Rather than putting all the money into one strategy, FrontPoint diversifies. Even though he has succeeded by making some once-in-a-lifetime trades, Danny can’t enjoy his success and in fact even has anxiety attacks as a result. Reality sets in: even though a few people have won big, the subprime mortgage meltdown will have long-lasting, widespread effects.
Cornwall is also successful, increasing its capital fourfold, but they too have trouble enjoying the victory. Ben and the others wonder where they should put all the money they’ve made in order to preserve it. Charlie starts getting migraines.
Though being an underdog can be stressful, being on top creates its own pressures. Here, Ben and Charlie learn this and first begin to grapple with it.
On September 18, 2008, even the pessimistic Charlie Ledley is surprised. The losses that major Wall Street firms are reporting are way beyond even what he expected.
Lewis emphasizes the severity of the crash by showing that even pessimists didn’t expect how bad it was going to get.
After his successful bet against the financial industry, Michael Burry wonders what people in the future will think about him. He looks for ways to get out of money management so that he no longer has to deal with Scion Capital’s investors. On November 12, he sends a final letter to investors indicating that he’s closing down the fund. He has some trouble quitting because the fund has a 35-year-contract (even though he made enough money to pay everyone in full), but lawyers are able to sort it out.
After finally proving himself to his investors, Burry isn’t eager to continue doing the same thing. The fact that someone with so much aptitude would willingly leave the industry suggests the mental (and perhaps physical) toll it can take on a person. It might also reflect Burry’s own restlessness and desire for new challenges.
At the steps of St.
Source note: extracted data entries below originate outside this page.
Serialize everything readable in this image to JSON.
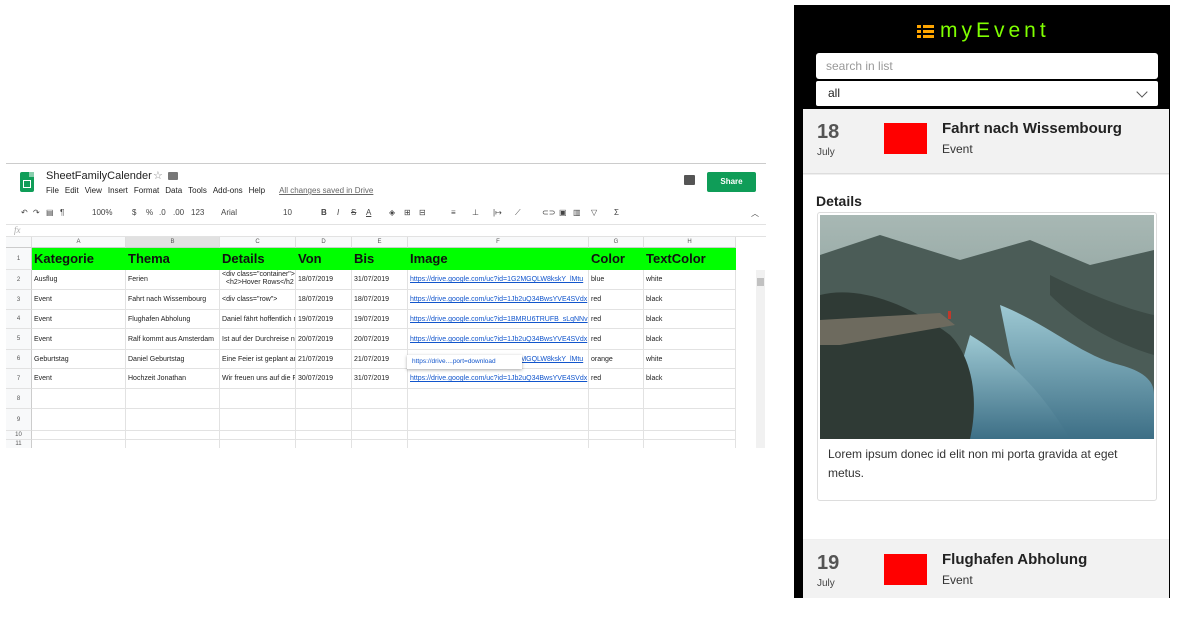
{
  "sheet": {
    "title": "SheetFamilyCalender",
    "menu": [
      "File",
      "Edit",
      "View",
      "Insert",
      "Format",
      "Data",
      "Tools",
      "Add-ons",
      "Help"
    ],
    "saved_status": "All changes saved in Drive",
    "share_label": "Share",
    "toolbar": {
      "zoom": "100%",
      "currency": "$",
      "percent": "%",
      "dec_less": ".0",
      "dec_more": ".00",
      "number_format": "123",
      "font": "Arial",
      "font_size": "10"
    },
    "fx_label": "fx",
    "columns": [
      "A",
      "B",
      "C",
      "D",
      "E",
      "F",
      "G",
      "H"
    ],
    "header_row": [
      "Kategorie",
      "Thema",
      "Details",
      "Von",
      "Bis",
      "Image",
      "Color",
      "TextColor"
    ],
    "rows": [
      [
        "Ausflug",
        "Ferien",
        "<div class=\"container\">\n  <h2>Hover Rows</h2",
        "18/07/2019",
        "31/07/2019",
        "https://drive.google.com/uc?id=1G2MGQLW8kskY_lMtu",
        "blue",
        "white"
      ],
      [
        "Event",
        "Fahrt nach Wissembourg",
        "<div class=\"row\">",
        "18/07/2019",
        "18/07/2019",
        "https://drive.google.com/uc?id=1Jb2uQ34BwsYVE4SVdx",
        "red",
        "black"
      ],
      [
        "Event",
        "Flughafen Abholung",
        "Daniel fährt hoffentlich mit",
        "19/07/2019",
        "19/07/2019",
        "https://drive.google.com/uc?id=1BMRU6TRUFB_sLqNNv",
        "red",
        "black"
      ],
      [
        "Event",
        "Ralf kommt aus Amsterdam",
        "Ist auf der Durchreise nach",
        "20/07/2019",
        "20/07/2019",
        "https://drive.google.com/uc?id=1Jb2uQ34BwsYVE4SVdx",
        "red",
        "black"
      ],
      [
        "Geburtstag",
        "Daniel Geburtstag",
        "Eine Feier ist geplant am",
        "21/07/2019",
        "21/07/2019",
        "https://drive.google.com/uc?id=1G2MGQLW8kskY_lMtu",
        "orange",
        "white"
      ],
      [
        "Event",
        "Hochzeit Jonathan",
        "Wir freuen uns auf die Feier",
        "30/07/2019",
        "31/07/2019",
        "https://drive.google.com/uc?id=1Jb2uQ34BwsYVE4SVdx",
        "red",
        "black"
      ]
    ],
    "row_numbers": [
      "1",
      "2",
      "3",
      "4",
      "5",
      "6",
      "7",
      "8",
      "9",
      "10",
      "11"
    ],
    "tooltip": "https://drive....port=download"
  },
  "app": {
    "title": "myEvent",
    "search_placeholder": "search in list",
    "filter_value": "all",
    "events": [
      {
        "day": "18",
        "month": "July",
        "title": "Fahrt nach Wissembourg",
        "category": "Event",
        "color": "#ff0000"
      },
      {
        "day": "19",
        "month": "July",
        "title": "Flughafen Abholung",
        "category": "Event",
        "color": "#ff0000"
      }
    ],
    "details_heading": "Details",
    "details_text": "Lorem ipsum donec id elit non mi porta gravida at eget metus."
  }
}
Patrick’s Cathedral with his partners Vinny and Danny, Eisman considers how he wants to be, now that he is no longer an underdog (something he used to take pride in). He gets a reputation as a genius—even the doctors at his colonoscopy have heard this about him. Vinny has some doubts about what they did, since he feels like he may still have been part of the corrupt financial system. But Eisman is more self-assured and sees the fall of Wall Street as justice.
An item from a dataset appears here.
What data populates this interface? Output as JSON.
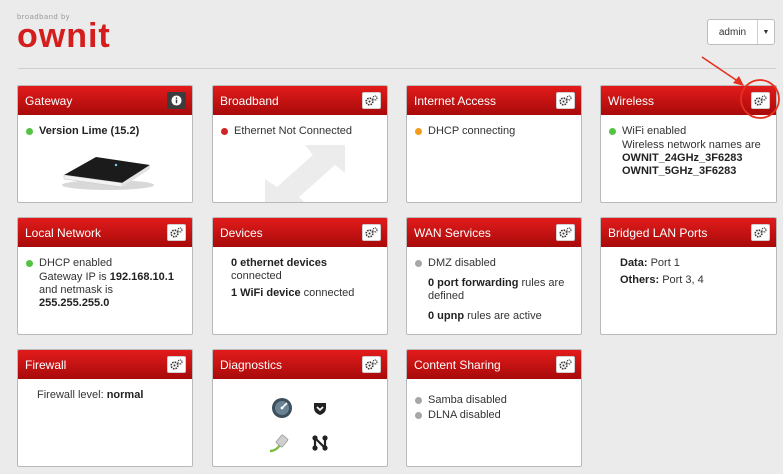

Even someone as self-assured as Eisman gets disoriented by sudden fame. Vinny’s concern that he helped further a corrupt system may be valid—in many ways the Big Short traders did operate similarly to traditional Wall Street traders, and they profited off the misery of others. But Lewis also shows the many ways in which the Big Short traders were outsiders and how they worked in a way that was backed up by better data and clearer thinking.
On the ground on Wall Street, it isn’t clear that anything major has happened. People go about their business in Manhattan. Lewis asks, “How long would it take before the people walking back and forth in front of St. Patrick’s Cathedral figured out what had just happened to them?”
Lewis’s ending leaves room for ambiguity. Clearly, something massive has happened in the finance world, and it will ripple out into other industries. But at the same time, The Big Short deals with abstract and complicated deals that don’t necessarily have an immediate effect on the average person on the street of Manhattan. Though on Wall Street, it seems inevitable that a reckoning will come at some point, at the moment Lewis is writing about, it’s ambiguous what form this reckoning will take. Lewis’s book itself will play a role in educating people about what really went down in the financial industry and how it affects them.